Radio Show Transcripts
Jaw Troubles?

Because I use cranial-sacral techniques at my clinic, I often help patients with jaw troubles, but I appreciate managing their care with other providers. That's why I'm joined today by someone who's no stranger to KLBB listeners; Dr. Tricia Carlson from Stillwater Family Dental.

Dr. W.: Could you tell us, please, what do patients notice when they experience jaw dysfunctions?

Dr. C.: There's a number of different things, but usually the most common complaint we get is pain. Whether it's pain with opening or pain with closing, it can be caused by a number of different things. There's the issues of the joint that might be degenerating.
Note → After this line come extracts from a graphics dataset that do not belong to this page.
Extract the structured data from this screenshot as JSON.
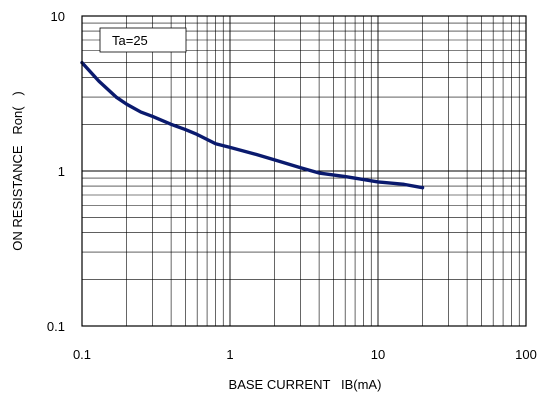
{
  "chart_data": {
    "type": "line",
    "xscale": "log",
    "yscale": "log",
    "xlim": [
      0.1,
      100
    ],
    "ylim": [
      0.1,
      10
    ],
    "grid": true,
    "xlabel": "BASE CURRENT   IB(mA)",
    "ylabel": "ON RESISTANCE   Ron(   )",
    "x_ticks": [
      {
        "value": 0.1,
        "label": "0.1"
      },
      {
        "value": 1,
        "label": "1"
      },
      {
        "value": 10,
        "label": "10"
      },
      {
        "value": 100,
        "label": "100"
      }
    ],
    "y_ticks": [
      {
        "value": 0.1,
        "label": "0.1"
      },
      {
        "value": 1,
        "label": "1"
      },
      {
        "value": 10,
        "label": "10"
      }
    ],
    "annotation": "Ta=25",
    "series": [
      {
        "color": "#0a1a6e",
        "points": [
          [
            0.1,
            5.0
          ],
          [
            0.13,
            3.8
          ],
          [
            0.17,
            3.0
          ],
          [
            0.2,
            2.7
          ],
          [
            0.25,
            2.4
          ],
          [
            0.3,
            2.25
          ],
          [
            0.4,
            2.0
          ],
          [
            0.5,
            1.85
          ],
          [
            0.6,
            1.72
          ],
          [
            0.8,
            1.5
          ],
          [
            1.0,
            1.42
          ],
          [
            1.5,
            1.28
          ],
          [
            2.0,
            1.18
          ],
          [
            3.0,
            1.05
          ],
          [
            4.0,
            0.97
          ],
          [
            6.0,
            0.92
          ],
          [
            8.0,
            0.88
          ],
          [
            10.0,
            0.85
          ],
          [
            15.0,
            0.82
          ],
          [
            20.0,
            0.78
          ]
        ]
      }
    ]
  }
}
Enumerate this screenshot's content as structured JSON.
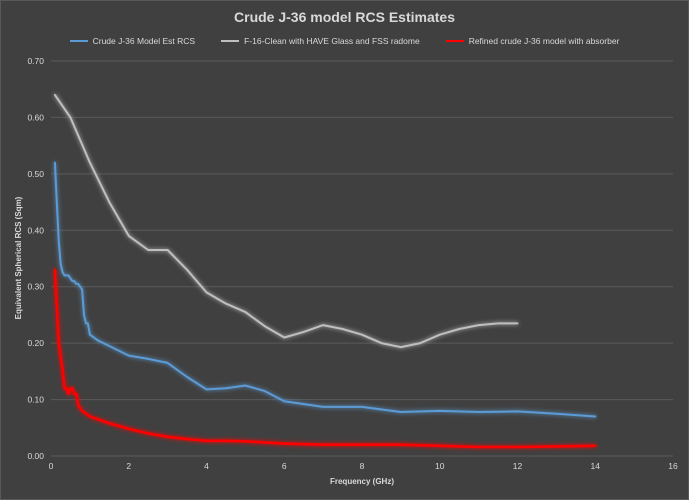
{
  "chart_data": {
    "type": "line",
    "title": "Crude J-36 model RCS Estimates",
    "xlabel": "Frequency (GHz)",
    "ylabel": "Equivalent Spherical RCS (Sqm)",
    "xlim": [
      0,
      16
    ],
    "ylim": [
      0,
      0.7
    ],
    "x_ticks": [
      "0",
      "2",
      "4",
      "6",
      "8",
      "10",
      "12",
      "14",
      "16"
    ],
    "y_ticks": [
      "0.00",
      "0.10",
      "0.20",
      "0.30",
      "0.40",
      "0.50",
      "0.60",
      "0.70"
    ],
    "grid": "horizontal",
    "legend_position": "top",
    "series": [
      {
        "name": "Crude J-36 Model Est RCS",
        "color": "#5b9bd5",
        "points": [
          [
            0.1,
            0.52
          ],
          [
            0.15,
            0.45
          ],
          [
            0.2,
            0.38
          ],
          [
            0.25,
            0.34
          ],
          [
            0.3,
            0.325
          ],
          [
            0.35,
            0.32
          ],
          [
            0.4,
            0.32
          ],
          [
            0.45,
            0.32
          ],
          [
            0.5,
            0.315
          ],
          [
            0.55,
            0.31
          ],
          [
            0.6,
            0.31
          ],
          [
            0.65,
            0.305
          ],
          [
            0.7,
            0.305
          ],
          [
            0.8,
            0.295
          ],
          [
            0.85,
            0.25
          ],
          [
            0.9,
            0.235
          ],
          [
            0.95,
            0.235
          ],
          [
            1.0,
            0.215
          ],
          [
            1.2,
            0.205
          ],
          [
            1.5,
            0.195
          ],
          [
            2.0,
            0.178
          ],
          [
            2.5,
            0.172
          ],
          [
            3.0,
            0.165
          ],
          [
            3.5,
            0.14
          ],
          [
            4.0,
            0.118
          ],
          [
            4.5,
            0.12
          ],
          [
            5.0,
            0.125
          ],
          [
            5.5,
            0.115
          ],
          [
            6.0,
            0.097
          ],
          [
            7.0,
            0.087
          ],
          [
            8.0,
            0.087
          ],
          [
            9.0,
            0.078
          ],
          [
            10.0,
            0.08
          ],
          [
            11.0,
            0.078
          ],
          [
            12.0,
            0.079
          ],
          [
            13.0,
            0.075
          ],
          [
            14.0,
            0.07
          ]
        ]
      },
      {
        "name": "F-16-Clean with HAVE Glass and FSS radome",
        "color": "#bfbfbf",
        "points": [
          [
            0.1,
            0.64
          ],
          [
            0.5,
            0.6
          ],
          [
            1.0,
            0.52
          ],
          [
            1.5,
            0.45
          ],
          [
            2.0,
            0.39
          ],
          [
            2.5,
            0.365
          ],
          [
            3.0,
            0.365
          ],
          [
            3.5,
            0.33
          ],
          [
            4.0,
            0.29
          ],
          [
            4.5,
            0.27
          ],
          [
            5.0,
            0.255
          ],
          [
            5.5,
            0.23
          ],
          [
            6.0,
            0.21
          ],
          [
            6.5,
            0.22
          ],
          [
            7.0,
            0.232
          ],
          [
            7.5,
            0.225
          ],
          [
            8.0,
            0.215
          ],
          [
            8.5,
            0.2
          ],
          [
            9.0,
            0.193
          ],
          [
            9.5,
            0.2
          ],
          [
            10.0,
            0.215
          ],
          [
            10.5,
            0.225
          ],
          [
            11.0,
            0.232
          ],
          [
            11.5,
            0.235
          ],
          [
            12.0,
            0.235
          ]
        ]
      },
      {
        "name": "Refined crude J-36 model with absorber",
        "color": "#ff0000",
        "points": [
          [
            0.1,
            0.33
          ],
          [
            0.2,
            0.2
          ],
          [
            0.3,
            0.15
          ],
          [
            0.35,
            0.12
          ],
          [
            0.4,
            0.12
          ],
          [
            0.45,
            0.11
          ],
          [
            0.5,
            0.12
          ],
          [
            0.55,
            0.12
          ],
          [
            0.6,
            0.11
          ],
          [
            0.65,
            0.11
          ],
          [
            0.7,
            0.09
          ],
          [
            0.8,
            0.08
          ],
          [
            1.0,
            0.07
          ],
          [
            1.5,
            0.058
          ],
          [
            2.0,
            0.048
          ],
          [
            2.5,
            0.04
          ],
          [
            3.0,
            0.034
          ],
          [
            3.5,
            0.03
          ],
          [
            4.0,
            0.027
          ],
          [
            4.5,
            0.027
          ],
          [
            5.0,
            0.026
          ],
          [
            6.0,
            0.022
          ],
          [
            7.0,
            0.02
          ],
          [
            8.0,
            0.02
          ],
          [
            9.0,
            0.02
          ],
          [
            10.0,
            0.018
          ],
          [
            11.0,
            0.016
          ],
          [
            12.0,
            0.016
          ],
          [
            13.0,
            0.017
          ],
          [
            14.0,
            0.018
          ]
        ]
      }
    ]
  }
}
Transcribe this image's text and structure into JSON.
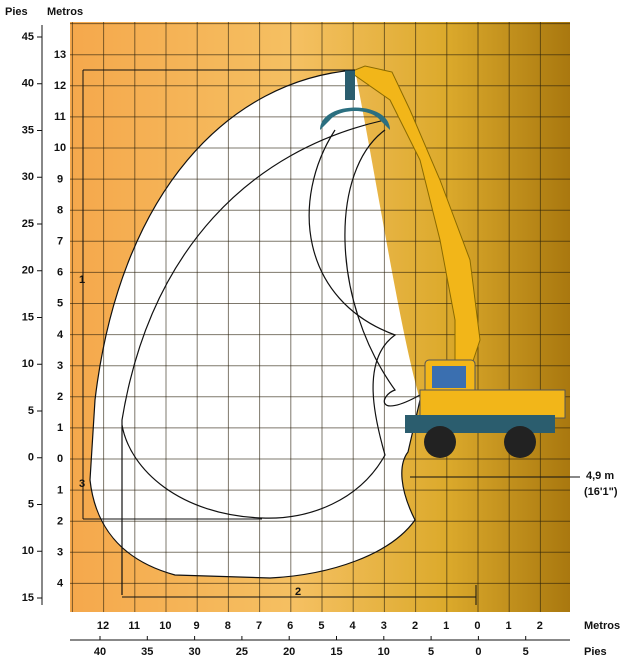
{
  "axis_labels": {
    "left_feet": "Pies",
    "left_meters": "Metros",
    "bottom_meters": "Metros",
    "bottom_feet": "Pies"
  },
  "left_feet_ticks": [
    "45",
    "40",
    "35",
    "30",
    "25",
    "20",
    "15",
    "10",
    "5",
    "0",
    "5",
    "10",
    "15"
  ],
  "left_meter_ticks": [
    "13",
    "12",
    "11",
    "10",
    "9",
    "8",
    "7",
    "6",
    "5",
    "4",
    "3",
    "2",
    "1",
    "0",
    "1",
    "2",
    "3",
    "4"
  ],
  "bottom_meter_ticks": [
    "12",
    "11",
    "10",
    "9",
    "8",
    "7",
    "6",
    "5",
    "4",
    "3",
    "2",
    "1",
    "0",
    "1",
    "2"
  ],
  "bottom_feet_ticks": [
    "40",
    "35",
    "30",
    "25",
    "20",
    "15",
    "10",
    "5",
    "0",
    "5"
  ],
  "dimensions": {
    "reach_height": "1",
    "reach_length": "2",
    "dig_depth": "3",
    "clearance": "4,9 m",
    "clearance_feet": "(16'1\")"
  }
}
There's also the issue of muscle pain, fatigue and muscle cramping around the area. There's a lot of muscles that hold that joint together to make it work well.

Dr. W.: So, what can they expect when they come into a dentist to have their examination?

Dr. C.: Well, we go through a joint exam as part of our soft tissue exam, especially with each new patient, but I also like to go through and check every patient when they come in for a re-care visit. We're really looking, asking questions if they're having pain, palpating the joint; touching it, rubbing our fingers against it, having them open and close, go through those closing and opening motions to really look and see how the teeth are aligning and the jaw is opening, what form it's using when it's going through that motion, and then just looking for signs and symptoms of pain, tenderness, and any fatigue or cramping that a patient might be having.

Dr. W.: If you find something, what are their treatment options?

Dr. C.: The most common treatment option is a night guard for most people. And for other people, there might be the options of using some pain medications, physical therapy, and for more significant issues, we usually refer out to a specialist.